Artikel 4. (1) An die Stelle der Bestimmungen des Bundes-Verfassungsgesetzes in der Fassung von 1929, die infolge der Lahmlegung des parlamentarischen Lebens in Österreich seit 5. März 1933, infolge der gewaltsamen Annexion Österreichs oder infolge der kriegerischen Ereignisse tatsächlich undurchführbar geworden sind, treten einstweilen die Bestimmungen des Verfassungsgesetzes über die vorläufige Einrichtung der Republik Österreich (Vorläufige Verfassung).

(2) Das im Abs. (1) bezeichnete Verfassungsgesetz tritt sechs Monate nach dem Zusammentritt der ersten auf Grund des allgemeinen, gleichen, unmittelbaren und geheimen Verhältniswahlrechtes gewählten Volksvertretung außer Kraft.

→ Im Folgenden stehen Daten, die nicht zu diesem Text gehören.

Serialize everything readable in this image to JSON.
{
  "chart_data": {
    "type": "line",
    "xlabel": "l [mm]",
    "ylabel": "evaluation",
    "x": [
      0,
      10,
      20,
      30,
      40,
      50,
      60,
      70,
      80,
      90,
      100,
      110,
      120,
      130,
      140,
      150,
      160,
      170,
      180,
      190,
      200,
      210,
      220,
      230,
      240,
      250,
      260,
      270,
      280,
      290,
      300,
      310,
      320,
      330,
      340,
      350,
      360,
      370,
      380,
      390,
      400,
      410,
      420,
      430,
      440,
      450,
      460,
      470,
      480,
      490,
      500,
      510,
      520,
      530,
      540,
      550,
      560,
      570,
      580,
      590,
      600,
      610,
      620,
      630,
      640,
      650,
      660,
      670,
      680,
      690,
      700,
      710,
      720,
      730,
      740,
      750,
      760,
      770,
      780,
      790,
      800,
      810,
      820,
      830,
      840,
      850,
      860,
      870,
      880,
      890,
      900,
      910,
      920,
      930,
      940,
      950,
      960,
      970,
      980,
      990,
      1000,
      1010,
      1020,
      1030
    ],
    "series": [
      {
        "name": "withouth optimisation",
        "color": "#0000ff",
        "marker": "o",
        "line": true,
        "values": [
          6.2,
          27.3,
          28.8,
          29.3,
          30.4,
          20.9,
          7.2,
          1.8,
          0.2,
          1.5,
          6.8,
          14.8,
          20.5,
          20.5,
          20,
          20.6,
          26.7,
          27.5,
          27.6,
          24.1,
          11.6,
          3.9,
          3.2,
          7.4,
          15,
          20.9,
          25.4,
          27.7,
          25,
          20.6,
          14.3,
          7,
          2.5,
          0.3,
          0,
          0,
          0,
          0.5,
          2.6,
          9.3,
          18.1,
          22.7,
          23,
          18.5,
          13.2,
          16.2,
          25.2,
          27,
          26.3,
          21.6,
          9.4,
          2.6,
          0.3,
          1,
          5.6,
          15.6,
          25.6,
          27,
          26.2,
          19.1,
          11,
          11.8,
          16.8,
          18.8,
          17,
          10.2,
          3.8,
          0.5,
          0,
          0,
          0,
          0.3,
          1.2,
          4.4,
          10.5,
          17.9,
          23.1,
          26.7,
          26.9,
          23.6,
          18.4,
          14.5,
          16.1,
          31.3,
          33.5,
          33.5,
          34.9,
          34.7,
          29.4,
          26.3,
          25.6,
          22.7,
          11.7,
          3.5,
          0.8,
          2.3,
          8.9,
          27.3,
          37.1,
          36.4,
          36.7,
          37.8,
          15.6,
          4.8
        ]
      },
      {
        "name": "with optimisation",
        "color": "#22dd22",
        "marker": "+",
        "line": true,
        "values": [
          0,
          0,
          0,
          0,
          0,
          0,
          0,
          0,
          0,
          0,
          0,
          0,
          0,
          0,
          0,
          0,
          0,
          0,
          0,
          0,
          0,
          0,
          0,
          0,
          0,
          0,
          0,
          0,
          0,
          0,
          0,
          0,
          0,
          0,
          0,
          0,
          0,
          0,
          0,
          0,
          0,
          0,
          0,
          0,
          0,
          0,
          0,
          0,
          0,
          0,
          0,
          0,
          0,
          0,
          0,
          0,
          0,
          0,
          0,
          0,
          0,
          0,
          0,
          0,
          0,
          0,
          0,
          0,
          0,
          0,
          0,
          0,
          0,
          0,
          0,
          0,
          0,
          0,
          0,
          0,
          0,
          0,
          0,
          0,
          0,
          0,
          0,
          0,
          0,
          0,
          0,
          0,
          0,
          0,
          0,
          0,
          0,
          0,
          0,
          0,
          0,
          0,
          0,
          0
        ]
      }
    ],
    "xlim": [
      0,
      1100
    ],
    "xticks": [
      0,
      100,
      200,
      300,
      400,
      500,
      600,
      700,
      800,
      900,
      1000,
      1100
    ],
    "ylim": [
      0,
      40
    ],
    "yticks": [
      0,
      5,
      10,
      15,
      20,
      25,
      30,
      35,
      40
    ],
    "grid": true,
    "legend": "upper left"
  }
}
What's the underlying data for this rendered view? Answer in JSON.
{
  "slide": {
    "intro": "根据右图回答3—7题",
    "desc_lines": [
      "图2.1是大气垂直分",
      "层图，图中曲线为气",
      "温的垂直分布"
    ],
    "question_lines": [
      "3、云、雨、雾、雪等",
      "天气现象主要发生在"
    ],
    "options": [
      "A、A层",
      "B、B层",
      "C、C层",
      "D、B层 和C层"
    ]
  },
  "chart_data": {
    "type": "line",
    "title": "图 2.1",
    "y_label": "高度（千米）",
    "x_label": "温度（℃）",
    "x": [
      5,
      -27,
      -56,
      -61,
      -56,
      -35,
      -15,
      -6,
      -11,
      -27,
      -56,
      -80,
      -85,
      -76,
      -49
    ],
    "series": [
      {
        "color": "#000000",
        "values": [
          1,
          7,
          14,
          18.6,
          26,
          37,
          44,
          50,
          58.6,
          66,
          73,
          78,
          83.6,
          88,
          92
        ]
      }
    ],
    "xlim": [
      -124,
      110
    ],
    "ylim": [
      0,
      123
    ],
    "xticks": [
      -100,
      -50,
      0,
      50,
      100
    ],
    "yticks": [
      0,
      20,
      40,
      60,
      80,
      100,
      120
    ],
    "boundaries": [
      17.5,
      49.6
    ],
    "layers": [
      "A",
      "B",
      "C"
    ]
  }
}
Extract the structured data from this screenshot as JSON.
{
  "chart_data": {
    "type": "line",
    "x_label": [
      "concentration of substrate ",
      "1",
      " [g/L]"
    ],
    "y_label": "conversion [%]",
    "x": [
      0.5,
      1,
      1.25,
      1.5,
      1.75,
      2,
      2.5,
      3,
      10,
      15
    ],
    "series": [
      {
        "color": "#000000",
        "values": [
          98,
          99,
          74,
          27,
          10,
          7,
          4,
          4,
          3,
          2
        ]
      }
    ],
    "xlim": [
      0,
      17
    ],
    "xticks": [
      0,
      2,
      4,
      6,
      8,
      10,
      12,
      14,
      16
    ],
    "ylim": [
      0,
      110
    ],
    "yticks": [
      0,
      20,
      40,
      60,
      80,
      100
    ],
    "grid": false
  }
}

Durch Beschluss des Nationalrates vom 19. Dezember 1945 (siehe Sitzungsprotokoll der 1. Sitzung, Seite 12 und 13) wurde ein weiteres Verfassungs-Überleitungsgesetz mit mindestens 19 Paragrafen beschlossen hat, doch ist dieses Verfassungs-Überleitungsgesetz 1945 nicht im Bundesgesetzblatt verkündet worden, weil die Alliierten nicht zugestimmt haben und deshalb auch nie in Kraft getreten. Das Bundes-Verfassungsgesetz in der Fassung von 1929 ist deshalb nach der geltenden Staatspraxis am Tage des ersten Zusammentritt des neu gewählten Nationalrates am 19. Dezember 1945 in Kraft getreten, und nicht sechs Monate danach.

Durch BGBl I 2/2008 wurde der Artikel 4 als nicht mehr geltend festgestellt.

Artikel 5. Die Überleitung der staatlichen Behörden, Ämter und sonstigen Einrichtungen, die im Bereich der Republik Österreich am 10. April 1945 bestanden haben, in die der vorläufigen Verfassung entsprechende neue Rechtsordnung regelt das Gesetz über die Überleitung der Verwaltungseinrichtungen des Deutschen Reiches in die Rechtsordnung der Republik Österreich (Behörden-Überleitungsgesetz - B-ÜG.).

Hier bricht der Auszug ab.